The plan was set in motion back in February of this year, when we were in Sayulita, Mexico, and decided that we should spend the whole Summer THERE. Actually, the plan was set in motion many years ago when we both starting working from home full-time, and I’ve been whining about the fact that we could live virtually anywhere in the world, yet I’m spending my 44th year in the Bay Area. Vanessa finally pointed out, in Sayulita, why don’t we just start with 2 months instead of actually MOVING? Why not? Turns out Sayulita, Mexico is really, really hot in the Summer though, and really, really humid. And there are bugs the size of antelopes. Or not – depending who you ask. Half the people we talked to who live there year-round said it’d be too hot for us, and the other half smiled and said THEY love it.

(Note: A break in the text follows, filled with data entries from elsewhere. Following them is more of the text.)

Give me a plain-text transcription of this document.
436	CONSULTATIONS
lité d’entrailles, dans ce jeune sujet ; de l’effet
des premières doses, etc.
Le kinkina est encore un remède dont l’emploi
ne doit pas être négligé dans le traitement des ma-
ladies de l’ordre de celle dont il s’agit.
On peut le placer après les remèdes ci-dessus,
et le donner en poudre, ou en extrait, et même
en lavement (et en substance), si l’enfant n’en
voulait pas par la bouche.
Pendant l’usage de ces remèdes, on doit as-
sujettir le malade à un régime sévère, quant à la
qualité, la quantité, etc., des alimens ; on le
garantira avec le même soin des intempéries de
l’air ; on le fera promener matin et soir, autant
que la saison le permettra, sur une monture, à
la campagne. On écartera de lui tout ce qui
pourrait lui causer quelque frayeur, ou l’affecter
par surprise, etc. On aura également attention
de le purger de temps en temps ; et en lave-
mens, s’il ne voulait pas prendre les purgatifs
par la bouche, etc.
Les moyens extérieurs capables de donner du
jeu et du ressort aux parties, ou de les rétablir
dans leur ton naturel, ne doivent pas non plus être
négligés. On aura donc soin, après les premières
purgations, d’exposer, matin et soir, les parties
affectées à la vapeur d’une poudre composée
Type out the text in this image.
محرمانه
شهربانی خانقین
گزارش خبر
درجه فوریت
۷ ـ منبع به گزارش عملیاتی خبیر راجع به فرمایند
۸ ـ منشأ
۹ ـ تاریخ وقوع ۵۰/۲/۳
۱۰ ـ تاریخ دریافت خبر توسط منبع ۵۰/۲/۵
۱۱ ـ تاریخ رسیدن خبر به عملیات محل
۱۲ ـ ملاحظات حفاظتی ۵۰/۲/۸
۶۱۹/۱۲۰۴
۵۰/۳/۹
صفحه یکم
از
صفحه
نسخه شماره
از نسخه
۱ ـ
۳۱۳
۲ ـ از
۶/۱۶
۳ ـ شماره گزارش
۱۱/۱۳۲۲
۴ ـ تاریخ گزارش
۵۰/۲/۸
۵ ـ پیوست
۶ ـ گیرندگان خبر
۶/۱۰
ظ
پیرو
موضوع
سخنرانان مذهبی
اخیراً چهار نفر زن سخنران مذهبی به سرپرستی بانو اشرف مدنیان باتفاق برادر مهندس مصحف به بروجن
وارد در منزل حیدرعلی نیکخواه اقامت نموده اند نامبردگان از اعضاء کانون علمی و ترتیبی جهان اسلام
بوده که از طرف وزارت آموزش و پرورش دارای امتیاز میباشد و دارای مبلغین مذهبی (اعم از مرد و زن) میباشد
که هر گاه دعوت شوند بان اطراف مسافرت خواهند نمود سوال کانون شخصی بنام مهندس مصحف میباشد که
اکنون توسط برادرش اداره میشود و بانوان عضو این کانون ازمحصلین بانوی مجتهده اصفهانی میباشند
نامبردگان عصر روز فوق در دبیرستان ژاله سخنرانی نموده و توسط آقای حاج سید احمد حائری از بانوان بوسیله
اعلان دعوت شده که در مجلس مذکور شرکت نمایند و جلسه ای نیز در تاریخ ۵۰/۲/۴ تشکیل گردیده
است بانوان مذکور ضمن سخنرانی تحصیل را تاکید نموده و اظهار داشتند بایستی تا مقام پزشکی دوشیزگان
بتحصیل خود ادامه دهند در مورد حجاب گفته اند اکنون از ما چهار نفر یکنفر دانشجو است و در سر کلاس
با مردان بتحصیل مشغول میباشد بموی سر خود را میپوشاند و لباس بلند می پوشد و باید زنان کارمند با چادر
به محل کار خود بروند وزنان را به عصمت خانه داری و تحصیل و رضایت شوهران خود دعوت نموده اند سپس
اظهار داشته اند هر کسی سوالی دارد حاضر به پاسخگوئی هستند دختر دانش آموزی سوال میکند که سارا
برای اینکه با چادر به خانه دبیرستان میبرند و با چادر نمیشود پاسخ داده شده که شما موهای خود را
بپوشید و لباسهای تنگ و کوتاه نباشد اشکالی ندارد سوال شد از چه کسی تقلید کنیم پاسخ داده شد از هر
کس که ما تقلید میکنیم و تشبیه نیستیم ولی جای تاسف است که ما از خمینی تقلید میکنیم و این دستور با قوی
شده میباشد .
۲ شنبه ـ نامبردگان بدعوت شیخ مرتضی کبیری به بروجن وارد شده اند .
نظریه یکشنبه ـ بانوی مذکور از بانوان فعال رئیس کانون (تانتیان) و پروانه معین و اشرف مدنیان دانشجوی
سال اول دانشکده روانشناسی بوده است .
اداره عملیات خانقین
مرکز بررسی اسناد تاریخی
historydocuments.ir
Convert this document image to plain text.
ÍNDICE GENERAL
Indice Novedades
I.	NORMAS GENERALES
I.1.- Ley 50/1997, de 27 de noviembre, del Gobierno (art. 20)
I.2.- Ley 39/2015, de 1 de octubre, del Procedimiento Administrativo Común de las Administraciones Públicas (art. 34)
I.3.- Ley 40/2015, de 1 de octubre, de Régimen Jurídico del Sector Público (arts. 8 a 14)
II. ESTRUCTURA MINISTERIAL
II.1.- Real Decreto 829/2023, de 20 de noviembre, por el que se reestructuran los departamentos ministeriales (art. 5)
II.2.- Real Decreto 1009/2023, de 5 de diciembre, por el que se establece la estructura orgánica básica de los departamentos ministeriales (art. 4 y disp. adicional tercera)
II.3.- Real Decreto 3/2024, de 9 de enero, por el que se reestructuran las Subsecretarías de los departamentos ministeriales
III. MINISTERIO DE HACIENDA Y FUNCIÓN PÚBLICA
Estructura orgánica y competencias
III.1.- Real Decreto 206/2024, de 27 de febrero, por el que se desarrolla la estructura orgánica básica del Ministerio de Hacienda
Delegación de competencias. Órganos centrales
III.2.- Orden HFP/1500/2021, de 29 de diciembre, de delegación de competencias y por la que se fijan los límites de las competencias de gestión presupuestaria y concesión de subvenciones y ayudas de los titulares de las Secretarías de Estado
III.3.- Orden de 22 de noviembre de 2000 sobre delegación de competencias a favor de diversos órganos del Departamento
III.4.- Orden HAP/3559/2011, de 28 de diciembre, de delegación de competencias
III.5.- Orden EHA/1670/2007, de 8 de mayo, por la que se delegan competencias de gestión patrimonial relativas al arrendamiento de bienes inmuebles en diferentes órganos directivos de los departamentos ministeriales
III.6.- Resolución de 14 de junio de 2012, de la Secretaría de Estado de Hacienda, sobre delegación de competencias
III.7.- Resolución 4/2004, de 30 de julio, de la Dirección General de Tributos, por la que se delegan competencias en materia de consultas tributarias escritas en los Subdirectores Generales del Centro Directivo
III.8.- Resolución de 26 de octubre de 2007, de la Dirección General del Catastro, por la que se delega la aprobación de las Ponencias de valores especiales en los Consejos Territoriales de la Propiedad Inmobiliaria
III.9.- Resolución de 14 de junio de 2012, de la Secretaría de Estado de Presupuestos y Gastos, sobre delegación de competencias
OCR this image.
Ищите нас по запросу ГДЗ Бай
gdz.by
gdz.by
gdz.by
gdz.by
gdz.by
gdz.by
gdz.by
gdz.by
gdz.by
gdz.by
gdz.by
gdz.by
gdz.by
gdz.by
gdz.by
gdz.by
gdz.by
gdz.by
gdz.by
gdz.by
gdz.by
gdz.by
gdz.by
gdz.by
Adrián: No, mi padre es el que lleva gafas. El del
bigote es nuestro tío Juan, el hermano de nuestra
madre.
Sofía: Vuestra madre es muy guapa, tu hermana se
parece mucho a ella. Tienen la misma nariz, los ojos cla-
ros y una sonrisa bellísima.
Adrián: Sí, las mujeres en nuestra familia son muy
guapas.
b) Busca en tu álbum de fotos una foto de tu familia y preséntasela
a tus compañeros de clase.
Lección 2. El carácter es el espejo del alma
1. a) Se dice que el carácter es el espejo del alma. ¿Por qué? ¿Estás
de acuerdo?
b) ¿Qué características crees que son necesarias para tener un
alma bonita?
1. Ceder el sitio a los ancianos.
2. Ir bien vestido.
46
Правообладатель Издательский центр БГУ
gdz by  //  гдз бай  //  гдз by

So, when we got back home from Sayulita, we created an account on HomeExchange.com and started poking around. Somehow, we settled on Europe, and one Sunday afternoon, we sent out 127 emails to people all over Europe whose profiles indicated that had some amount of interest in coming to California. Many were only looking for a week or so, or already had plans, or weren’t interested for one reason or another. But, a few people responded favorably, and after a couple weeks and some back and forth emails, we’re set up to swap homes with one family in Belgium and one in Paris. Throw in a week visiting a friend in the South of France and voila! Here we are.

And when you’re doing something like this, friends and family want to know how it works, and what kind of success and complexities we encounter throughout the planning and execution. Because they want to do it too. So, here’s the blog that will hopefully serve as both a communication of our day-to-day experiences in an international home swap, AND, a shared log of our musings of the French culture, wine and beer, fast trains, villages, and who knows what else.